Sąd pierwszej instancji słusznie oddalił wniosek uznając, że sam fakt posiadania przez wnioskodawczynię wraz z mężem całej nieruchomości nie jest wystarczający do wykazania zmiany zakresu posiadania samoistnego, przesłanki zasiedzenia udziału w nieruchomości. Stwierdził przy tym, że istotne znaczenie ma też okoliczność, iż wnioskodawczyni i jej mąż oczekiwali od uczestniczki K. J. (1) finansowego i fizycznego udziału w utrzymaniu przedmiotowej nieruchomości i wielokrotnie się o to zwracali, co oznaczało, że skarżąca liczyła się z jej uprawnieniami do nieruchomości wynikającego z faktu dziedziczenia po A. Z., a wyłączne posiadanie nieruchomości było jedynie przedłużeniem akceptowanego przez wszystkich i trwającego od dawna stanu rzeczy.
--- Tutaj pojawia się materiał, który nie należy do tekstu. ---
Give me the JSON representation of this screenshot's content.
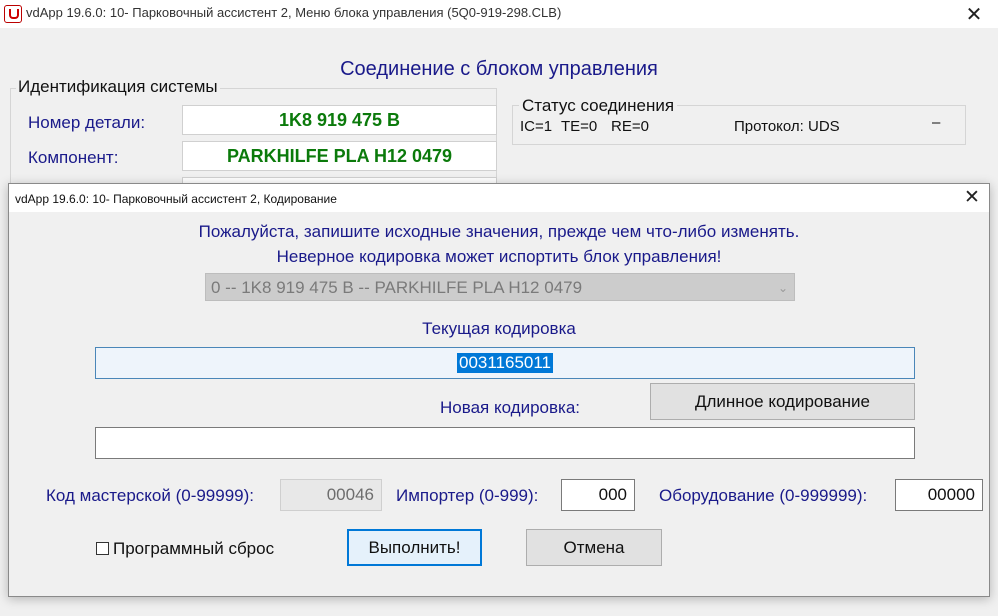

Nie jest zasadny zarzut apelacji, że Sąd Rejonowy niewłaściwie zinterpretował zeznania wnioskodawczyni, gdyż ta nigdy nie wnosiła do swoich teściów , K. J. (1), czy B. Z. ( powinno być K. ) o wyrażenie zgody na cokolwiek co miałoby się wiązać z nieruchomością. Twierdzenie to stoi w sprzeczności z zapisem protokołu rozprawy z dnia 9 sierpnia 2017 r., kiedy to wnioskodawczyni zeznaje: „jak miałam pretensje, że powinna się do czegoś przyłożyć to mówiła : mieszkasz to rób”, „nam było trochę ciężko i dach, to była rudera, jak by pomogła to nic by się nie stało. Próbowałam się o to zwracać, ale to nic nie dało.” Zeznania te w sposób jednoznaczny wskazują, że wnioskodawczyni uważała K. J. (1), za osobę, która winna partycypować w kosztach utrzymania nieruchomości będąc jej współwłaścicielką.

Sąd pierwszej instancji, oddalając wniosek na podstawie powyższych okoliczności, uwzględnił, że uprawnienia współwłaściciela, do rzeczy wspólnej są bardzo szerokie, a realizowane przez skarżącą czynności polegające na przeprowadzaniu prac remontowych, utrzymywanie nieruchomości w stanie niepogorszonym, czy też ulepszanie jej, mieszczą się w tym zakresie, nie wskazując na przejęcie praw i obowiązków pozostałych współwłaścicieli i to w taki sposób, który pozwoliłby im dostrzec tę zmianę. Należy dodać, że J. Z., współwłaścicielka nieruchomości, do chwili śmierci w roku 2005 mieszkała w niej i nawet jeżeli upoważniła syna R. Z. i jego żonę do gospodarowania na nieruchomości zgodnie ze swoimi potrzebami, to nie oznacza, że wyzbyła się na ich rzecz posiadania przysługującego jej udziału.

Należy również podnieść, że wywody zarówno uzasadnienia Sądu Rejonowego jak i Sądu Okręgowego, dotyczyły problemu zasiedzenia przez wnioskodawczynię i jej męża własności nieruchomości mając w świadomości, że mąż wnioskodawczyni jako współwłaściciel ułamkowej części nieruchomości nie mógłby zasiedzieć całości nieruchomości, a tylko część ponad swój udział. Nie zmienia to faktu, że ustalenia poczynione w toku postępowania wykazały, że do takiego zasiedzenia nie doszło.

Reasumując, strona apelująca nie zdołała przedstawić jakichkolwiek merytorycznych argumentów, które podważałyby prawidłowość ustaleń i wniosków jurydycznych wyprowadzonych przez Sąd I Instancji, stanowiących podstawę zaskarżonego orzeczenia.

Mając na uwadze powyższe, Sąd Okręgowy na podstawie art. 385 k.p.c. w zw. z art. 13 § 2 k.p.c., oddalił apelację.